As joyful as the college tour was, the return home broke my heart. After the ecstatic reunions of parent and child subsided and the families departed for home there stood Malik in the Carver lobby alone staring at the floor with the same look I remember him having when I first beheld his defiance and anger in the money management class so long ago.

I offered to give Malik a ride home. He reluctantly accepted. We just shared 10 days of wonder together. He trusted me and I suppose he trusted that I would not judge him for the address of his home. His apartment building was a regular setting for front page news.
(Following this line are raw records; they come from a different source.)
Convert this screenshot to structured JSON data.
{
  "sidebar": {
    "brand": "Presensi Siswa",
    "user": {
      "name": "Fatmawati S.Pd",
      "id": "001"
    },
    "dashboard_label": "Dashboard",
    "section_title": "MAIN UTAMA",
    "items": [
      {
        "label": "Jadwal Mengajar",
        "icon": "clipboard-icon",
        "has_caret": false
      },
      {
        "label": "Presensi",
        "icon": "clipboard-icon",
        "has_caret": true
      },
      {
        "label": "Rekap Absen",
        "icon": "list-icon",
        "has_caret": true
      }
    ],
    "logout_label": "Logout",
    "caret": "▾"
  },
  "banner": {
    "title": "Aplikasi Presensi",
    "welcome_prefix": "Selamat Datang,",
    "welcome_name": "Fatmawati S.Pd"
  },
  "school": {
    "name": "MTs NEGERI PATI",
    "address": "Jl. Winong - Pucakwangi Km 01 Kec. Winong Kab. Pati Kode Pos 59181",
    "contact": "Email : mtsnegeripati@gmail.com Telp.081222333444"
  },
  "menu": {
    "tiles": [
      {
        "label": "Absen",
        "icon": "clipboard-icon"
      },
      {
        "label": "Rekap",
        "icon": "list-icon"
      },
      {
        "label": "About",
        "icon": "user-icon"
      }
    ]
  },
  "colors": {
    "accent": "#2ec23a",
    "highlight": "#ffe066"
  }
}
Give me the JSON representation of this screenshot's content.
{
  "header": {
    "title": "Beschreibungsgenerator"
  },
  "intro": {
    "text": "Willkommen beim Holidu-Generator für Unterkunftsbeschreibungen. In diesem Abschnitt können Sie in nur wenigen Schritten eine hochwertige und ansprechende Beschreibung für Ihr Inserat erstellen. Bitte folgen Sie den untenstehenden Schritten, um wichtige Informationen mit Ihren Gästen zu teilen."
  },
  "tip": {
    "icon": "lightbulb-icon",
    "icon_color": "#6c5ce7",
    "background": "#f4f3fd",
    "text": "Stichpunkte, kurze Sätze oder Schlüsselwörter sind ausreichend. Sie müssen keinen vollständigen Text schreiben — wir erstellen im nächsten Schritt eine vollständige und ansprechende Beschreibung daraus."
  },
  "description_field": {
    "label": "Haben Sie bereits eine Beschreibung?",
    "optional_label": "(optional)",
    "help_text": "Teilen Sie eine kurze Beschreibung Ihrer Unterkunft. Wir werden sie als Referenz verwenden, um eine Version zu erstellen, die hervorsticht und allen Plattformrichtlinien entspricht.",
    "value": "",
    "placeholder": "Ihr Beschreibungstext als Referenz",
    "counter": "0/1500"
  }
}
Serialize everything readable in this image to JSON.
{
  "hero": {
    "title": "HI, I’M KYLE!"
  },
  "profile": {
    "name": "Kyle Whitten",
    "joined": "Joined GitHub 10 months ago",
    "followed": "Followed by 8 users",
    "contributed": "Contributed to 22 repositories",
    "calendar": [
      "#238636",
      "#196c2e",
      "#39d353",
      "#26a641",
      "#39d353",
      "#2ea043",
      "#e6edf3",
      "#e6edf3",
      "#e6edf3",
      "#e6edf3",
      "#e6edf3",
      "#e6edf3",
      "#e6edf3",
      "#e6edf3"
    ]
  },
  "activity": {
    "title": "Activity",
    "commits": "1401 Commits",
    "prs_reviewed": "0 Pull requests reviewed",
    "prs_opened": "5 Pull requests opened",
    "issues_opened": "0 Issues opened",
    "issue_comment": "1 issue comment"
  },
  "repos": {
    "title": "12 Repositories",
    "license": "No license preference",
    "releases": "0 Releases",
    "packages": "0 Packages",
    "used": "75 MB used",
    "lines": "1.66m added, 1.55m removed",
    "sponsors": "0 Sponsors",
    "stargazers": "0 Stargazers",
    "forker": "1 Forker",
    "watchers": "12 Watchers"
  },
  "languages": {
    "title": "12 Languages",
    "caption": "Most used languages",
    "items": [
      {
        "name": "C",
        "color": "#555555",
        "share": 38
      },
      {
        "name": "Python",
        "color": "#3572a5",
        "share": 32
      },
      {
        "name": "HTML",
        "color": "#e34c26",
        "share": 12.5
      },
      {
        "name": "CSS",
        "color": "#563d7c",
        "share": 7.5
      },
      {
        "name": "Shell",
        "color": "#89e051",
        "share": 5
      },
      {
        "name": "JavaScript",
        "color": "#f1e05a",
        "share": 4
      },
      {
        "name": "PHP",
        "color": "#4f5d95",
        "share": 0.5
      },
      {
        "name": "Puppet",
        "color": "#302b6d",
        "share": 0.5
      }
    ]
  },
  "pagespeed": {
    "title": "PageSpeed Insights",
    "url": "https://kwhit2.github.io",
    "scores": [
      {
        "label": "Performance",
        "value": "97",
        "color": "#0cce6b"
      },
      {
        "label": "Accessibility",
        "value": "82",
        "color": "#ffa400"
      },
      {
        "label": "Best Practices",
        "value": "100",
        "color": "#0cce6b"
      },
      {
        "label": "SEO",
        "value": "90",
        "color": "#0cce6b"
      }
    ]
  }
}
Amid the many hundreds of youth who participate in Carver after school programs I lost regular contact with Malik. I was relieved to learn at school year end that he would help keep intact Carver’s longstanding record of 100% of our seniors graduating. But I was disappointed more in myself than Malik that he was the only Carver graduate not making plans for college or vocational school. Malik moved to Bridgeport.

I felt I failed Malik and was determined to not to give up on him.

When Malik attended a Caver event several months later I told him that if he chose to attend college or any vocational program that Carver would find ways to advocate for him and friends to help pay the tuition. He did and Caver met the promise.

Malik first attended Norwalk Community College.  He later transferred to Housatonic Community College, near his home in Bridgeport. He took a part-time job where he is learning to run injection molding machines.

Malik is joining the regular economy and he is now contributing to it. He talks to me of mentoring Carver kids when he has more time, when he is finished with his school and apprenticeship.

Little does Malik realize, he mentored me. He taught me to never give up on anyone.